Warm light colours (up to approx. 2900 K) have a calming effect and ensure a comfortable living situation.
Cool light colours, on the other hand, have a higher blue content (over 3300 K) and have an invigorating effect. These are used in places where concentration or an objective mood is to be encouraged.
Colour temperatures in Kelvin:
warm white < 3300 K
neutral white 3300 - 5300 K
daylight white > 5300 K
Since the light from lamps with the same light colour may have a completely different spectral composition, it is not possible to draw conclusions from the light colour of a lamp about the quality of its colour rendering.
The colour triangle defined by the International Commission on Illumination CIE shows how light sources and body colours are to be classified.
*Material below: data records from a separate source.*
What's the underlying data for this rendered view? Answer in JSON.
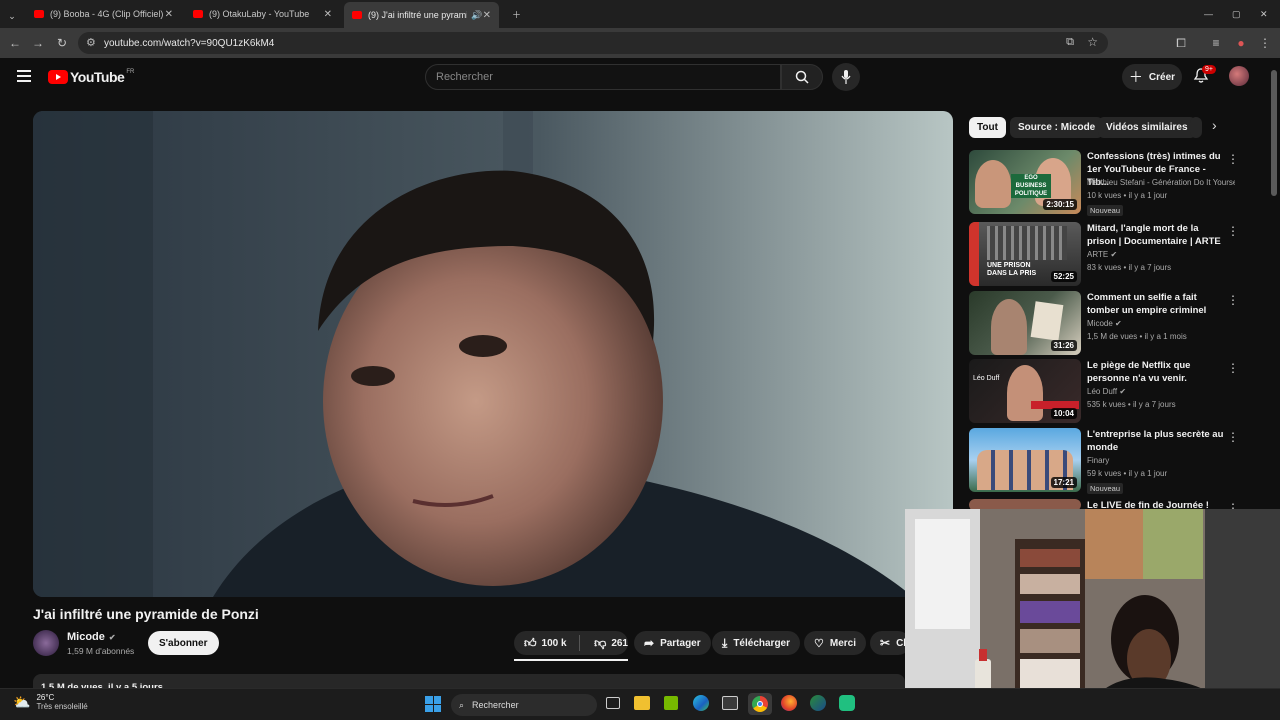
{
  "browser": {
    "tabs": [
      {
        "title": "(9) Booba - 4G (Clip Officiel) - Y"
      },
      {
        "title": "(9) OtakuLaby - YouTube"
      },
      {
        "title": "(9) J'ai infiltré une pyramide"
      }
    ],
    "url": "youtube.com/watch?v=90QU1zK6kM4"
  },
  "header": {
    "logo_text": "YouTube",
    "logo_region": "FR",
    "search_placeholder": "Rechercher",
    "create_label": "Créer",
    "notif_count": "9+"
  },
  "video": {
    "title": "J'ai infiltré une pyramide de Ponzi",
    "channel": "Micode",
    "subscribers": "1,59 M d'abonnés",
    "subscribe_label": "S'abonner",
    "likes": "100 k",
    "dislikes": "261",
    "share_label": "Partager",
    "download_label": "Télécharger",
    "thanks_label": "Merci",
    "clip_label": "Cl",
    "description_stats": "1,5 M de vues  il y a 5 jours"
  },
  "sidebar": {
    "chips": [
      "Tout",
      "Source : Micode",
      "Vidéos similaires"
    ],
    "recommendations": [
      {
        "title": "Confessions (très) intimes du 1er YouTubeur de France - Tib...",
        "channel": "Matthieu Stefani - Génération Do It Yourself",
        "meta": "10 k vues • il y a 1 jour",
        "badge": "Nouveau",
        "duration": "2:30:15",
        "thumb_text": "EGO BUSINESS POLITIQUE"
      },
      {
        "title": "Mitard, l'angle mort de la prison | Documentaire | ARTE",
        "channel": "ARTE",
        "meta": "83 k vues • il y a 7 jours",
        "badge": "",
        "duration": "52:25",
        "thumb_text": "UNE PRISON DANS LA PRIS"
      },
      {
        "title": "Comment un selfie a fait tomber un empire criminel",
        "channel": "Micode",
        "meta": "1,5 M de vues • il y a 1 mois",
        "badge": "",
        "duration": "31:26",
        "thumb_text": ""
      },
      {
        "title": "Le piège de Netflix que personne n'a vu venir.",
        "channel": "Léo Duff",
        "meta": "535 k vues • il y a 7 jours",
        "badge": "",
        "duration": "10:04",
        "thumb_text": "Léo Duff"
      },
      {
        "title": "L'entreprise la plus secrète au monde",
        "channel": "Finary",
        "meta": "59 k vues • il y a 1 jour",
        "badge": "Nouveau",
        "duration": "17:21",
        "thumb_text": ""
      },
      {
        "title": "Le LIVE de fin de Journée !",
        "channel": "",
        "meta": "",
        "badge": "",
        "duration": "",
        "thumb_text": ""
      }
    ]
  },
  "taskbar": {
    "weather_temp": "26°C",
    "weather_desc": "Très ensoleillé",
    "search_label": "Rechercher"
  },
  "colors": {
    "background": "#0f0f0f",
    "brand_red": "#ff0000",
    "chip_bg": "#272727",
    "text_secondary": "#aaaaaa"
  }
}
Achromatic, that is, white when brightness is high and grey or black in the dark, is at x = y = 0.333. The other chromatic colours are around this achromatic point. All spectral colours of sunlight are on the straight line between achromatic and the limiting curve. Colours with the same hue, which gains in saturation in the direction of the limiting curve, can also be found there. The colour triangle thus contains all real colours. The Planckian locus describes the colours of the “black body” at the specified temperature values in Kelvin.